Reviewing my marathon training using MapMyFitness and Pandas¶

I'm training for a marathon and I use MapMyFitness (MMF) on my iPhone to track my mileage and pace for each workout. MMF has a public API and Jason Sanford has written a Python front end for it. Which means that I can easily get hold of all my data in Python and explore it with Pandas! To run this notebook, you'll need:

A scientific Python stack (I recommend Anaconda)
A MapMyFitness account and some recorded workout data
A MapMyFitness API key and access token (go to https://www.mapmyapi.com/io-docs)

You should also

pip install mapmyfitness

Here we go...

In [1]:

%matplotlib inline
import pandas as pd
from mapmyfitness import MapMyFitness
import matplotlib.pyplot as plt
import matplotlib
import numpy as np
pd.options.display.mpl_style = 'default'

The next cell logs into MMF, grabs all my workout data, filters for a specified activity type (running, in my case), and extracts the date, distance and pace for each workout. You'll need to enter your API key and access token to use it.

In [2]:

def get_workouts(verbose=True, workout_type='run'):
    # Log in
    mmf = MapMyFitness(api_key='your-key', \
            access_token='your-token')

    # get all workouts
    workout_pages = mmf.workout.search(user=48155002,per_page=40,cache_finds=True)  # doesn't work if per_page>40

    paces     = []
    distances = []
    dates     = []
    workouts  = []

    for pagenum in workout_pages.page_range:
        workout_list = workout_pages.page(pagenum)

        for i,workout in enumerate(workout_list):
            if verbose:
                print "processing workout " + str(i+1) + " of " + str(len(workout_list))
            if workout_type in workout.activity_type.root_activity_type.name.lower():
                workouts.append(workout)
                distances.append(workout.distance_total/1609.344) # convert meters to miles
                paces.append(26.8224/workout.speed_avg) # convert m/s to minutes per mile
                dates.append(workout.start_datetime)
    return distances, paces, dates, workouts

Be warned that this function takes a while. You can set verbose=1 to have it update you regularly.

In [3]:

distances, paces, dates, workout_list = get_workouts(verbose=0)

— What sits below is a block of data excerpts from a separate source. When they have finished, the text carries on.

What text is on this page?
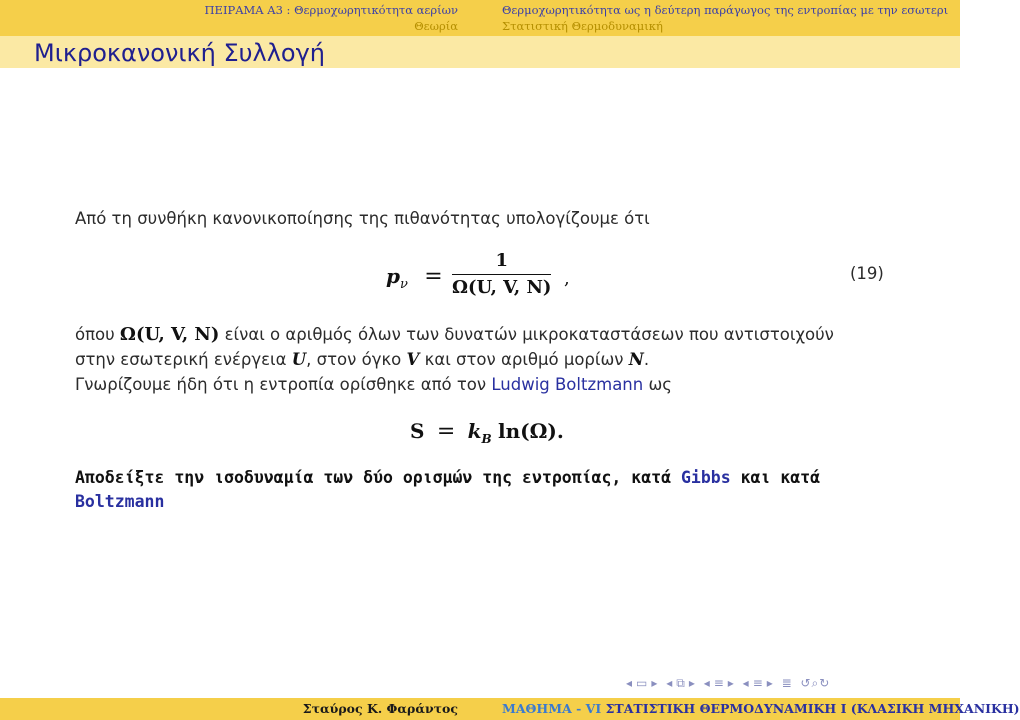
ΠΕΙΡΑΜΑ Α3 : Θερμοχωρητικότητα αερίων
Θεωρία
Θερμοχωρητικότητα ως η δεύτερη παράγωγος της εντροπίας με την εσωτερι
Στατιστική Θερμοδυναμική
Μικροκανονική Συλλογή
Από τη συνθήκη κανονικοποίησης της πιθανότητας υπολογίζουμε ότι
$p_\nu = \frac{1}{\Omega(U, V, N)}$ ,	(19)
όπου Ω(U, V, N) είναι ο αριθμός όλων των δυνατών μικροκαταστάσεων που αντιστοιχούν
στην εσωτερική ενέργεια U, στον όγκο V και στον αριθμό μορίων N.
Γνωρίζουμε ήδη ότι η εντροπία ορίσθηκε από τον Ludwig Boltzmann ως
$S = k_B$ ln(Ω).
Αποδείξτε την ισοδυναμία των δύο ορισμών της εντροπίας, κατά Gibbs και κατά Boltzmann
◂ ▭ ▸ ◂ ⧉ ▸ ◂ ≡ ▸ ◂ ≡ ▸ ≣ ↺⌕↻
Σταύρος Κ. Φαράντος	ΜΑΘΗΜΑ - VI ΣΤΑΤΙΣΤΙΚΗ ΘΕΡΜΟΔΥΝΑΜΙΚΗ Ι (ΚΛΑΣΙΚΗ ΜΗΧΑΝΙΚΗ)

/Users/ketch/anaconda/lib/python2.7/site-packages/requests/packages/urllib3/connectionpool.py:730: InsecureRequestWarning: Unverified HTTPS request is being made. Adding certificate verification is strongly advised. See: https://urllib3.readthedocs.org/en/latest/security.html (This warning will only appear once by default.)
  InsecureRequestWarning)

Creating a Pandas Dataframe¶

The basic Pandas object we'll use is a dataframe. We can create it as follows:

In [4]:

dist_ts = pd.Series(distances,index=dates)
pace_ts = pd.Series(paces,index=dates)
df = pd.DataFrame({'Distance': dist_ts, 'Pace': pace_ts})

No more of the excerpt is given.